How America’s Love for Big Cars Impacts Traffic Deaths

Attorney Mark Rufo PC

A growing number of motorists across New Hampshire and the rest of the United States are choosing large trucks or SUVs, rather than traditional sedans. While large cars and trucks may offer more protection in the event of a crash to those riding inside them, they actually create additional dangers for anyone not traveling in an oversize vehicle.

According to Slate, America first began its obsession with SUVs and oversize trucks about 20 years ago. SUVs first outsold passenger cars in 2002, and traffic deaths began rising steadily across the nation around this time.

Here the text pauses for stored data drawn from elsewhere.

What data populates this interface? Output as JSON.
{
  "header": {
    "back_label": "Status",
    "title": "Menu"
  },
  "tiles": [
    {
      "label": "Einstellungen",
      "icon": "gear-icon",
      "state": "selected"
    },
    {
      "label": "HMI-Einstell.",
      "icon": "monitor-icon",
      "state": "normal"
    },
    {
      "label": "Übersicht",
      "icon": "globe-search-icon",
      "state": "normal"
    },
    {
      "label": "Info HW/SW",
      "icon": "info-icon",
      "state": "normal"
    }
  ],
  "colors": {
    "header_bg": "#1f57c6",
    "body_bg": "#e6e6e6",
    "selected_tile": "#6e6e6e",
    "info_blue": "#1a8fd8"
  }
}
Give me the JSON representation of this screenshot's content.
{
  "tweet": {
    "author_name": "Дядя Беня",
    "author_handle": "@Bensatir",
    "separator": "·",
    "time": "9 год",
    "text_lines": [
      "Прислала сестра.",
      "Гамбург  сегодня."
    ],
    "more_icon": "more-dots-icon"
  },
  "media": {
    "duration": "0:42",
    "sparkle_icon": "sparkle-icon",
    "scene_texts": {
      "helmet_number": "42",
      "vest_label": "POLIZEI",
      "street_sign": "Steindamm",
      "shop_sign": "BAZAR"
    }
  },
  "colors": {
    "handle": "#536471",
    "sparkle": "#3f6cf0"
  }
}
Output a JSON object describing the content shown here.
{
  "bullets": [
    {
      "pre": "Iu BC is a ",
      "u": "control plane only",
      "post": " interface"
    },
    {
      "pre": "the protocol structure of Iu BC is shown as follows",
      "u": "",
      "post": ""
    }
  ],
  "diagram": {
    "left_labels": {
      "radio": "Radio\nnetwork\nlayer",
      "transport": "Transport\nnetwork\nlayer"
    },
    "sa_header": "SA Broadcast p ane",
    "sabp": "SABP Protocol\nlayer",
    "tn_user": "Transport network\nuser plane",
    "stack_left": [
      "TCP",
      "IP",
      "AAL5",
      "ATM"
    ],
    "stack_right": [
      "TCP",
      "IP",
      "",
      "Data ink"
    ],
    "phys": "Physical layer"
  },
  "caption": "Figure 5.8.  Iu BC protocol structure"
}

How large vehicles impact safety

Studies show that big cars and trucks mean big trouble for bicyclists and pedestrians. Between 2010 and 2020, the number of cyclists killed on the nation’s roads increased by 44%. The number of drivers opting for large trucks and SUVs also increased during this time. Big cars are even more of a threat to pedestrians, with SUVs three times as likely to kill a pedestrian than a sedan. Across the nation, pedestrian deaths reached a 40-year high in 2021.

Why large vehicles impact safety

The large size and substantial weight of large vehicles mean they make more of an impact when they hit someone. Larger vehicles also have higher leading edges, meaning they typically hit cyclists and pedestrians on the upper parts of their bodies, where they may cause the most damage. Bigger vehicles also mean bigger blind spots, which makes it tougher for drivers of these vehicles to spot cyclists or pedestrians in their vicinities.

Some nations are taking steps to decrease interest in large vehicles. In France, larger vehicles come with heavier tax burdens.